Initial mammographic images themselves are not always enough to determine the existence of a benign or malignant disease with certainty. If a finding or spot seems suspicious, your radiologist may recommend further diagnostic studies.
Diagnostic mammography is used to evaluate a patient with abnormal clinical findings—such as a breast lump or lumps—that have been found by the woman or her doctor. Diagnostic mammography may also be done after an abnormal screening mammography in order to determine the cause of the area of concern on the screening exam.

Benefits:
Imaging of the breast improves a physician's ability to detect small tumors. When cancers are small, the woman has more treatment options and a cure is more likely.
The use of screening mammography increases the detection of small abnormal tissue growths confined to the milk ducts in the breast, called ductal carcinoma in situ (DCIS). These early tumors cannot harm patients if they are removed at this stage and mammography is the only proven method to reliably detect these tumors.
Risks:
The effective radiation dose from a mammogram is about 0.7 mSv, which is about the same as the average person receives from background radiation in three months. Federal mammography guidelines require that each unit be checked by a medical physicist every year to ensure that the unit operates correctly.

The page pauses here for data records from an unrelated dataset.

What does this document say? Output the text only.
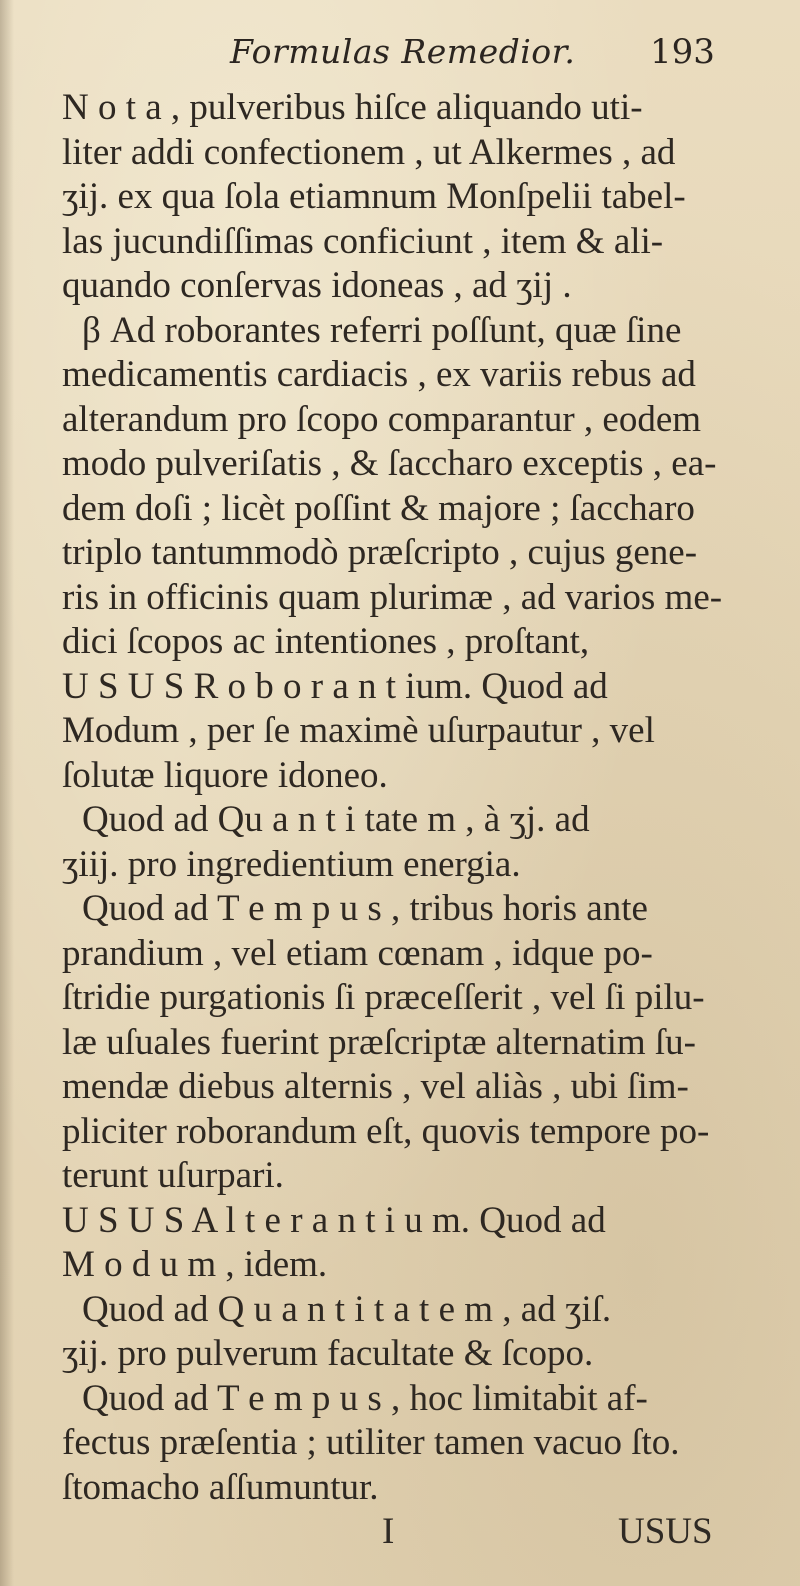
Formulas Remedior. 193
N o t a , pulveribus hiſce aliquando uti-
liter addi confectionem , ut Alkermes , ad
ʒij. ex qua ſola etiamnum Monſpelii tabel-
las jucundiſſimas conficiunt , item & ali-
quando conſervas idoneas , ad ʒij .
β Ad roborantes referri poſſunt, quæ ſine
medicamentis cardiacis , ex variis rebus ad
alterandum pro ſcopo comparantur , eodem
modo pulveriſatis , & ſaccharo exceptis , ea-
dem doſi ; licèt poſſint & majore ; ſaccharo
triplo tantummodò præſcripto , cujus gene-
ris in officinis quam plurimæ , ad varios me-
dici ſcopos ac intentiones , proſtant,
U S U S R o b o r a n t ium. Quod ad
Modum , per ſe maximè uſurpautur , vel
ſolutæ liquore idoneo.
Quod ad Qu a n t i tate m , à ʒj. ad
ʒiij. pro ingredientium energia.
Quod ad T e m p u s , tribus horis ante
prandium , vel etiam cœnam , idque po-
ſtridie purgationis ſi præceſſerit , vel ſi pilu-
læ uſuales fuerint præſcriptæ alternatim ſu-
mendæ diebus alternis , vel aliàs , ubi ſim-
pliciter roborandum eſt, quovis tempore po-
terunt uſurpari.
U S U S A l t e r a n t i u m. Quod ad
M o d u m , idem.
Quod ad Q u a n t i t a t e m , ad ʒiſ.
ʒij. pro pulverum facultate & ſcopo.
Quod ad T e m p u s , hoc limitabit af-
fectus præſentia ; utiliter tamen vacuo ſto.
ſtomacho aſſumuntur.
I	USUS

Women should always inform their doctor or x-ray technologist if there is any possibility that they are pregnant.
False Positive Mammograms. Five percent to 15 percent of screening mammograms require more testing such as additional mammograms or ultrasound. Most of these tests turn out to be normal. If there is an abnormal finding a follow-up or biopsy may have to be performed. Most of the biopsies confirm that no cancer was present. It is estimated that a woman who has yearly mammograms between ages 40 and 49 has about a 30 percent chance of having a false-positive mammogram at some point in that decade and about a 7 percent to 8 percent chance of having a breast biopsy within the 10-year period. The estimate for false-positive mammograms is about 25 percent for women ages 50 or older.